Qu'est-ce que notre histoire, effrontément sale, inepte et rabougrie; qu'est-ce que soi-même, libre et stellaire, passant au travers du pire couperet, du plus étroit des goulots ? Le résultat de ce funeste tracé égoïste : des cendres, toujours et sans s'arrêter. Notre histoire, grande tapisserie ennuyeuse, réduite à un seul fil, auquel nous tenons, et sommes enchainés. Alors je partis. Je pris ce fil, l'allumai d'une flamme sérieuse, me retournai en moi-même, je pris la route par laquelle j'étais venu, j'enflammai et soufflai les cendres. L'histoire est étrange, elle s'enroule sur elle-même sans se laisser voir à moins d'avoir soi-même tourné, et inspiré chaque pelure d'oignon, assimilé chacun des nutriments qui la composent, et brûlé les poux qui s'en nourrissent.
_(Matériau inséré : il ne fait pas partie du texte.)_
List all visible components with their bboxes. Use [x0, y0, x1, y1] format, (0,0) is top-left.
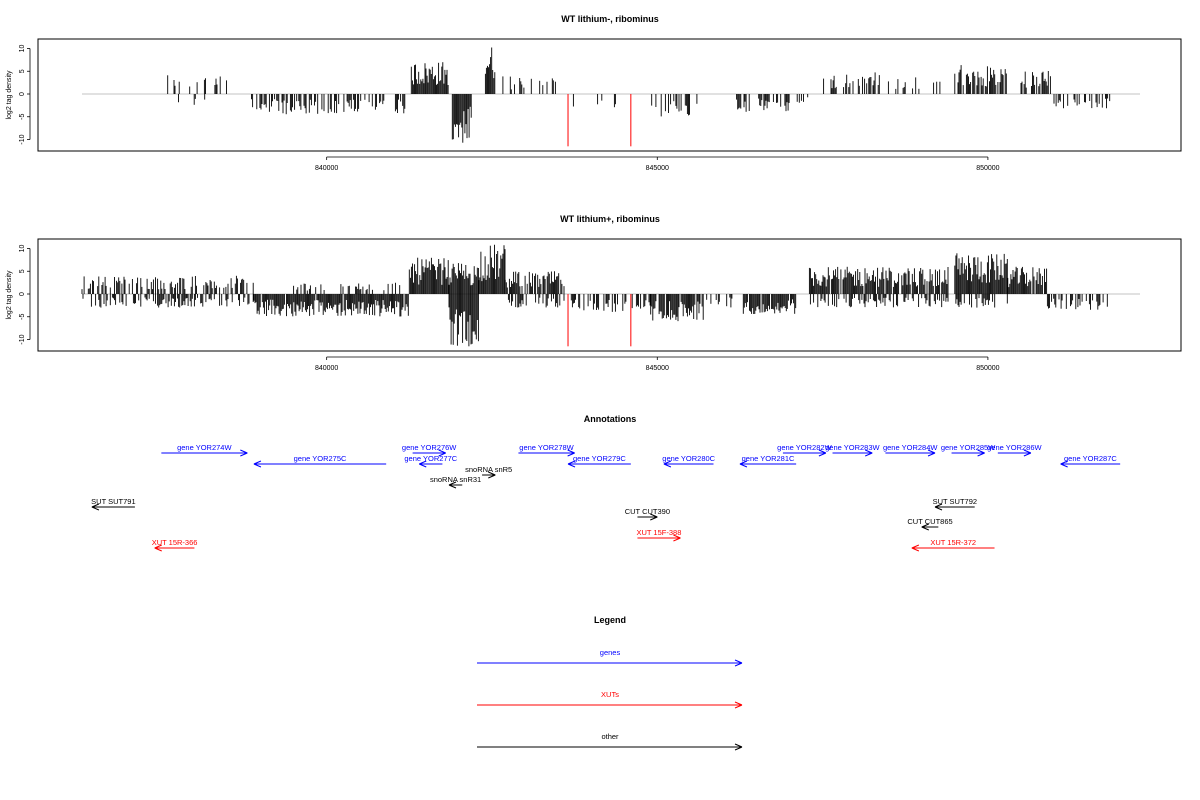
feature-label: CUT CUT865	[907, 517, 952, 526]
feature-label: gene YOR285W	[941, 443, 996, 452]
y-axis-label: log2 tag density	[6, 270, 13, 320]
feature-arrow	[412, 449, 446, 457]
feature-label: gene YOR278W	[519, 443, 574, 452]
feature-arrow	[832, 449, 873, 457]
track-panel-lithium-minus: WT lithium-, ribominus log2 tag density …	[6, 14, 1182, 172]
feature-label: SUT SUT791	[91, 497, 135, 506]
track-panel-lithium-plus: WT lithium+, ribominus log2 tag density …	[6, 214, 1182, 372]
feature-label: gene YOR279C	[573, 454, 626, 463]
y-tick-label: -5	[19, 114, 26, 120]
y-axis-label: log2 tag density	[6, 70, 13, 120]
feature-arrow	[997, 449, 1032, 457]
feature-label: XUT 15R-372	[930, 538, 976, 547]
feature-label: gene YOR281C	[742, 454, 795, 463]
x-tick-label: 850000	[976, 165, 999, 172]
feature-arrow	[448, 481, 463, 489]
legend-arrow	[477, 701, 743, 709]
feature-arrow	[637, 534, 681, 542]
y-tick-label: -10	[19, 134, 26, 144]
feature-arrow	[663, 460, 714, 468]
plot-frame	[37, 238, 1182, 352]
feature-arrow	[154, 544, 195, 552]
legend-arrow	[477, 659, 743, 667]
feature-label: CUT CUT390	[625, 507, 670, 516]
feature-label: gene YOR280C	[662, 454, 715, 463]
y-tick-label: 0	[19, 92, 26, 96]
feature-arrow	[921, 523, 939, 531]
plot-frame	[37, 38, 1182, 152]
feature-label: gene YOR277C	[404, 454, 457, 463]
y-tick-label: 10	[19, 45, 26, 53]
feature-label: gene YOR275C	[294, 454, 347, 463]
legend-title: Legend	[594, 615, 626, 625]
legend-arrow	[477, 743, 743, 751]
feature-label: snoRNA snR31	[430, 475, 481, 484]
feature-arrow	[1060, 460, 1121, 468]
feature-arrow	[885, 449, 936, 457]
legend-panel: Legend genes XUTs other	[477, 615, 743, 751]
feature-arrow	[951, 449, 985, 457]
panel-title: WT lithium-, ribominus	[561, 14, 659, 24]
legend-label: genes	[600, 648, 621, 657]
feature-label: XUT 15F-388	[636, 528, 681, 537]
feature-arrow	[911, 544, 995, 552]
feature-label: snoRNA snR5	[465, 465, 512, 474]
feature-arrow	[518, 449, 575, 457]
feature-label: gene YOR286W	[987, 443, 1042, 452]
feature-label: XUT 15R-366	[152, 538, 198, 547]
feature-arrow	[782, 449, 827, 457]
feature-arrow	[161, 449, 248, 457]
feature-label: SUT SUT792	[933, 497, 977, 506]
annotations-panel: Annotations gene YOR274W gene YOR275C gene…	[91, 414, 1121, 552]
y-tick-label: 10	[19, 245, 26, 253]
y-tick-label: 5	[19, 69, 26, 73]
feature-arrow	[637, 513, 658, 521]
feature-label: gene YOR283W	[825, 443, 880, 452]
x-tick-label: 845000	[646, 365, 669, 372]
signal-bars	[81, 244, 1140, 347]
y-tick-label: 5	[19, 269, 26, 273]
x-tick-label: 850000	[976, 365, 999, 372]
x-tick-label: 840000	[315, 365, 338, 372]
feature-label: gene YOR274W	[177, 443, 232, 452]
annotations-title: Annotations	[584, 414, 637, 424]
x-tick-label: 840000	[315, 165, 338, 172]
feature-arrow	[419, 460, 443, 468]
feature-arrow	[91, 503, 135, 511]
legend-label: other	[601, 732, 619, 741]
feature-arrow	[739, 460, 797, 468]
legend-label: XUTs	[601, 690, 619, 699]
y-tick-label: -5	[19, 314, 26, 320]
signal-bars	[82, 47, 1140, 147]
feature-label: gene YOR284W	[883, 443, 938, 452]
feature-arrow	[567, 460, 631, 468]
x-tick-label: 845000	[646, 165, 669, 172]
feature-arrow	[253, 460, 387, 468]
feature-label: gene YOR282W	[777, 443, 832, 452]
feature-arrow	[934, 503, 975, 511]
feature-label: gene YOR287C	[1064, 454, 1117, 463]
feature-label: gene YOR276W	[402, 443, 457, 452]
y-tick-label: 0	[19, 292, 26, 296]
y-tick-label: -10	[19, 334, 26, 344]
feature-arrow	[482, 471, 496, 479]
panel-title: WT lithium+, ribominus	[560, 214, 660, 224]
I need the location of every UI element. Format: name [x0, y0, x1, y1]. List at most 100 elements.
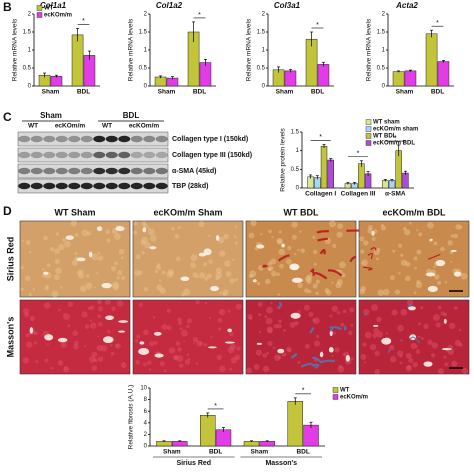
texture — [416, 229, 419, 232]
blot-band — [30, 151, 43, 159]
texture — [222, 292, 227, 297]
fibrosis — [370, 247, 377, 251]
texture — [110, 351, 115, 356]
blot-strip — [17, 131, 169, 147]
legend-swatch — [332, 394, 339, 400]
panel-label: D — [3, 204, 12, 218]
texture — [336, 231, 343, 238]
texture — [224, 260, 231, 267]
texture — [161, 323, 168, 330]
bar — [395, 150, 402, 189]
texture — [110, 344, 113, 347]
texture — [283, 328, 286, 332]
vessel — [256, 342, 262, 345]
texture — [62, 237, 67, 242]
y-tick-label: 2 — [28, 12, 32, 18]
texture — [264, 278, 271, 285]
texture — [332, 243, 337, 249]
texture — [324, 288, 330, 293]
texture — [259, 330, 262, 334]
vessel — [329, 330, 333, 337]
column-header: WT Sham — [54, 207, 95, 217]
texture — [116, 300, 124, 307]
blot-band — [118, 151, 131, 159]
texture — [371, 304, 378, 311]
y-tick-label: 2 — [382, 12, 386, 18]
legend-label: ecKOm/m — [340, 395, 368, 401]
texture — [431, 353, 436, 358]
bar — [437, 61, 450, 87]
texture — [219, 291, 222, 295]
fibrosis — [309, 327, 315, 334]
texture — [312, 283, 318, 289]
texture — [229, 331, 234, 337]
texture — [304, 288, 309, 293]
texture — [63, 366, 67, 370]
fibrosis — [319, 248, 326, 255]
texture — [420, 306, 424, 310]
texture — [349, 307, 355, 313]
y-tick-label: 6 — [144, 409, 148, 415]
texture — [57, 360, 64, 366]
texture — [268, 229, 272, 234]
texture — [135, 339, 139, 343]
blot-band — [143, 135, 156, 143]
texture — [360, 353, 367, 360]
column-header: WT BDL — [284, 207, 319, 217]
texture — [459, 225, 463, 229]
x-tick-label: Sham — [42, 89, 60, 96]
vessel — [215, 235, 220, 241]
texture — [20, 287, 24, 292]
texture — [166, 308, 171, 313]
texture — [404, 275, 411, 282]
texture — [381, 223, 384, 227]
panel-label: C — [3, 110, 12, 124]
blot-strip — [17, 163, 169, 179]
texture — [342, 353, 346, 357]
blot-band — [105, 167, 118, 175]
texture — [453, 233, 459, 239]
texture — [398, 272, 401, 275]
vessel — [425, 272, 436, 277]
x-tick-label: Collagen I — [305, 191, 336, 198]
blot-band — [130, 151, 143, 159]
texture — [156, 265, 162, 271]
texture — [440, 246, 445, 252]
vessel — [227, 328, 232, 333]
y-tick-label: 2 — [144, 432, 148, 438]
vessel — [224, 341, 235, 344]
y-axis-label: Relative mRNA levels — [12, 18, 19, 81]
y-tick-label: 0 — [144, 444, 148, 450]
texture — [166, 271, 174, 278]
bar — [50, 76, 63, 87]
texture — [260, 233, 263, 236]
blot-band — [143, 182, 156, 190]
bar — [83, 55, 96, 87]
vessel — [281, 243, 285, 248]
texture — [281, 352, 287, 357]
texture — [299, 230, 302, 233]
texture — [229, 343, 236, 350]
texture — [286, 258, 292, 265]
texture — [360, 249, 365, 254]
texture — [177, 225, 181, 229]
texture — [303, 304, 311, 311]
bar — [243, 441, 260, 447]
texture — [374, 368, 380, 375]
texture — [437, 368, 445, 375]
significance-mark: * — [436, 20, 439, 27]
texture — [174, 234, 180, 239]
texture — [79, 285, 87, 292]
texture — [313, 340, 320, 347]
texture — [192, 272, 198, 278]
texture — [195, 300, 200, 305]
texture — [166, 325, 172, 331]
texture — [410, 342, 417, 350]
texture — [217, 318, 223, 323]
texture — [204, 301, 208, 305]
texture — [433, 314, 440, 321]
texture — [168, 347, 176, 354]
vessel — [57, 337, 68, 343]
vessel — [29, 327, 34, 334]
bar — [215, 429, 232, 447]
Le vent prend source au-delà des dunes, l'eau abonde d'un point situé au-delà de l'horizon, le soleil arrache sa chaleur dans une tête d'épingle, la vite tire son origine des grandes profondeurs. Puis les éléments se construisent et rayonnent différents aspects de la source une. Enfin, les grands flux se tarissent et reprennent vie dans le terrible un. Ainsi tous les êtres se renouvèlent et toute la nature se régénère. Lorsque le chemin s'arrête, lorsque la branche se dessèche, chaque pas alourdit l'erreur. Volonté impie, parasite sur l'arbre, pourquoi continuer ? Ce furent mes pensées alors que je traversai la ville, et me demandait quelle mystérieuse force agissait autour de moi, emmenant les êtres là où ils ne le désiraient pas, emmenant des volontés captives là où il ne subsisterait qu'une ombre. Quelque chose de noir et de froid avait pris possession des volontés, mélangé chaque esprit dans une boue plus noire que noire, planant au-dessus des hommes, les piégeant dans un précipice sans fin, obscurcissant leur conscience de mets dérisoires. Alors que je sentis la fin approcher, je décidai de partir, sans prendre aucune miette d'un festin auquel je ne participai pas et qui m'avait révulsé. La nuit était tombée, et personne ne me cherchait plus.